In November 1956, the Constituent Assembly of J&K adopted its own constitution, which came into force on 26 January 1957. J&K thus acquired the distinction of having a separate constitution for the administration of the state, in place of the provisions of Part VI of the Constitution of India which govern all the other states and UTs of the country.
In a nutshell
- Special Status granted to J&K in light of the extraordinary circumstances during which it became ‘part’ of India. This Special Status forms the core of Article 370 of the Constitution of India.
- Initially, with respect to J&K, the Government of India had jurisdiction on only three subjects: defence, communication, and foreign affairs. In short, only laws on these subjects would apply to J&K. This was in vogue till 1954.
- In 1954, the Government of India’s jurisdiction in J&K was extended to all Union subjects listed in the Seventh Schedule. The Seventh Schedule (in the Constitution of India) divides subjects for law-making into three separate lists – Union List, State List, and Concurrent List. On subjects listed in the Union List, only the Parliament of India can make laws and these would extend to all states and UTs.
- In 1956, the J&K adopted its own constitution.
- Some important provisions that separate J&K from other states are those that relate to permanent residents and their rights; the non-applicability of Emergency provisions on the grounds of ‘internal disturbance’ without the concurrence of J&K government; and that without the consent of the state legislature, the name and boundaries of the state cannot be altered.
- So, in a true sense, the autonomy enjoyed by J&K has eroded substantially from the time it merged with the Union of India, especially through the 1952 and 1954 agreements.
- However, the fact remains that any provision in Article 370 can be changed only with the consent of the J&K legislature.
- Article 352 under which national emergency is declared and Article 360 through which financial emergency can be declared cannot be applied in Kashmir.
- While a citizen of India has only Indian citizenship, people of J&K have two citizenships.
- Anti Defection Law is not applicable to J&K. Under anti-defection law, if an MP or MLA crosses over to another political party, she/he is disqualified by the speaker. In other words, such defecting MP or MLA can no longer remain a member of the house.
- No outsider, i.e., citizens of India other than those residing in J&K, can buy property in J&K state. In short, a non-J&K resident can not buy property in that state.
- Gift tax, Wealth tax, Urban Land Ceiling Act and intermarriage with other Indian nationals do not operate in J&K.

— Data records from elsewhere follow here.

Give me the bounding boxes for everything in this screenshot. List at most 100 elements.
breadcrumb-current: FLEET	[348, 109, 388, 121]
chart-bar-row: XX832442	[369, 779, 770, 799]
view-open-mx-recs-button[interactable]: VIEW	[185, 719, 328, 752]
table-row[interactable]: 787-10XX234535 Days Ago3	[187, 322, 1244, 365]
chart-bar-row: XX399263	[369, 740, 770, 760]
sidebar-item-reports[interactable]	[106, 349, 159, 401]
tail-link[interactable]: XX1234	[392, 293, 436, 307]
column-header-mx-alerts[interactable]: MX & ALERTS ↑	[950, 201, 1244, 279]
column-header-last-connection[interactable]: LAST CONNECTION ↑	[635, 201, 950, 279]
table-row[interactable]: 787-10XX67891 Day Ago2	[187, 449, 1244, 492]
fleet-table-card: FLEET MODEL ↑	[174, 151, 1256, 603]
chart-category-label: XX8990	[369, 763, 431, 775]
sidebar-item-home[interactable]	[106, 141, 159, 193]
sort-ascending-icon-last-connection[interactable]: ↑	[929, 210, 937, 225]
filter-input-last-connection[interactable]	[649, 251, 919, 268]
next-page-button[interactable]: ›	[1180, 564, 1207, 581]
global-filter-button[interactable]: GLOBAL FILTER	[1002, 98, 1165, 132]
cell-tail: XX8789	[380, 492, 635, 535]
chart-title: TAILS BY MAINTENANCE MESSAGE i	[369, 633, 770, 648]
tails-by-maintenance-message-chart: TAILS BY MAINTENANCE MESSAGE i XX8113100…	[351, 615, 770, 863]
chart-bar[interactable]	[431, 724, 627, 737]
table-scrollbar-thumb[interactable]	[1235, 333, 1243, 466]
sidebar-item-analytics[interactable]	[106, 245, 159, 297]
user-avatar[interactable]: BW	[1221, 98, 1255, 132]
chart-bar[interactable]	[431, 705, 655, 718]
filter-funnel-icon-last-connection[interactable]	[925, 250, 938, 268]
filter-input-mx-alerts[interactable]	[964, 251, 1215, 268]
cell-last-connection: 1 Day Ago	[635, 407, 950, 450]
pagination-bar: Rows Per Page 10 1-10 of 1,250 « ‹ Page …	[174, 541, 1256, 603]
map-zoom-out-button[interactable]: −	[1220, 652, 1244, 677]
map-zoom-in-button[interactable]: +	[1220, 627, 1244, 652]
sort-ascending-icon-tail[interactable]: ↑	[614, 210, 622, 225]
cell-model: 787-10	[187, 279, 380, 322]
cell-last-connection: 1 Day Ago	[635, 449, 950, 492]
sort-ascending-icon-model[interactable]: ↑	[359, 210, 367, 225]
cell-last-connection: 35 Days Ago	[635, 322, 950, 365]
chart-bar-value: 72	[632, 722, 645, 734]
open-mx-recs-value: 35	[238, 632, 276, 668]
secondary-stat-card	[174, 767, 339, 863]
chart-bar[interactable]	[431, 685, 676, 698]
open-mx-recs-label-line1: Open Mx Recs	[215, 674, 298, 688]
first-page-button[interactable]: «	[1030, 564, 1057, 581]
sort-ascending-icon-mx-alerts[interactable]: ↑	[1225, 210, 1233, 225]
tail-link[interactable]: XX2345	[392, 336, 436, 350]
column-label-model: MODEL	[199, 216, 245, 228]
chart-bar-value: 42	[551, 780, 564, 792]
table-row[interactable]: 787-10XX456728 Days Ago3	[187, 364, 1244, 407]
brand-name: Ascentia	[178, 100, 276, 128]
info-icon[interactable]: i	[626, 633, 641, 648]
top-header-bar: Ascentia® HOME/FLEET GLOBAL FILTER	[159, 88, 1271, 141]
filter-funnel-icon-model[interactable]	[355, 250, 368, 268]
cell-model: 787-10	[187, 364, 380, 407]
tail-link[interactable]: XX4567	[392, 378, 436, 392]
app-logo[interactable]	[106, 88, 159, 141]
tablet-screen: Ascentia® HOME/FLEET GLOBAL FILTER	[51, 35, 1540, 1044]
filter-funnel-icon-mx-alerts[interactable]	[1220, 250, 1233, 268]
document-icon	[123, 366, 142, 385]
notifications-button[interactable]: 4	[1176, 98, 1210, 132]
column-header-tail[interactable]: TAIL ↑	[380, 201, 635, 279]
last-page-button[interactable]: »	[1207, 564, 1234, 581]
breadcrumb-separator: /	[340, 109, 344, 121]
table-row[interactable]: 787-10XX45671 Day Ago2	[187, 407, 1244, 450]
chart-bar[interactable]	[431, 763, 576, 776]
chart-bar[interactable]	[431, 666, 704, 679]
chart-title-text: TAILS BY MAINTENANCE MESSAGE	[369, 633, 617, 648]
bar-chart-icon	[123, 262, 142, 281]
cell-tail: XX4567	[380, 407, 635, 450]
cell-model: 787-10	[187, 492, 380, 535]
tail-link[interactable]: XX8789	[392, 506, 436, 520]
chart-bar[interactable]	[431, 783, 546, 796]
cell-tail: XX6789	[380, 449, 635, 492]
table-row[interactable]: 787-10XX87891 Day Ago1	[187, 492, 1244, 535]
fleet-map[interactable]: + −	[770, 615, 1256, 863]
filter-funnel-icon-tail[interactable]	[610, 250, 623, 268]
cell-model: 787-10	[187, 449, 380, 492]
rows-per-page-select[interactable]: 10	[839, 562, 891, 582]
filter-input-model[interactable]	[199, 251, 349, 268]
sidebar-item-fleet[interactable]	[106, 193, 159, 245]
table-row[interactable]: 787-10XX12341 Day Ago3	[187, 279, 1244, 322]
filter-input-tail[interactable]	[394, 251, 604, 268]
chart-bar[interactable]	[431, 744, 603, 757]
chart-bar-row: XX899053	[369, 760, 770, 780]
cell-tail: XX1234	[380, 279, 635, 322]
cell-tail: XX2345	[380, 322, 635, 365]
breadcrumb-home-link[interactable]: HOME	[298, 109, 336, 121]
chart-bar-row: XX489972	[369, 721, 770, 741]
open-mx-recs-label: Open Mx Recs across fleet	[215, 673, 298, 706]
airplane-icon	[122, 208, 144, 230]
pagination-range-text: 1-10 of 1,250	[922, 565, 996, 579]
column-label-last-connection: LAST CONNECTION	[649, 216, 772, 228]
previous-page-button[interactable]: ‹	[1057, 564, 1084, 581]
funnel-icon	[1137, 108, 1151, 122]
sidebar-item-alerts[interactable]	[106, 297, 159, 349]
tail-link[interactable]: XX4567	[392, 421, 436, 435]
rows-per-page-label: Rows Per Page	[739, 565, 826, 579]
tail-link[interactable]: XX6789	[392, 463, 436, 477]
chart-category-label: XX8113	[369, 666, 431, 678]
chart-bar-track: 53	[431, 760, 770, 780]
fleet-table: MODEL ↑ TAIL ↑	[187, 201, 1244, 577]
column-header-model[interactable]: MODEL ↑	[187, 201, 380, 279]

Can the Central Government revoke (remove) Article 370?
Yes, at least in theory. Clause 3 of Article 370 states that the “President may, by public notification, declare that this Article shall cease to be operative but only on the recommendation of the Constituent Assembly of the state”.
In other words, Article 370 can be revoked only if a new Constituent Assembly of Jammu and Kashmir is convened and is willing to recommend its revocation.
Of course, Parliament has the power to amend the Constitution of India to change this provision. But if such change does occur, it can be challenged in a court of law. Most legal experts believe that such revocation (removal) of Article 370 is easier said than done.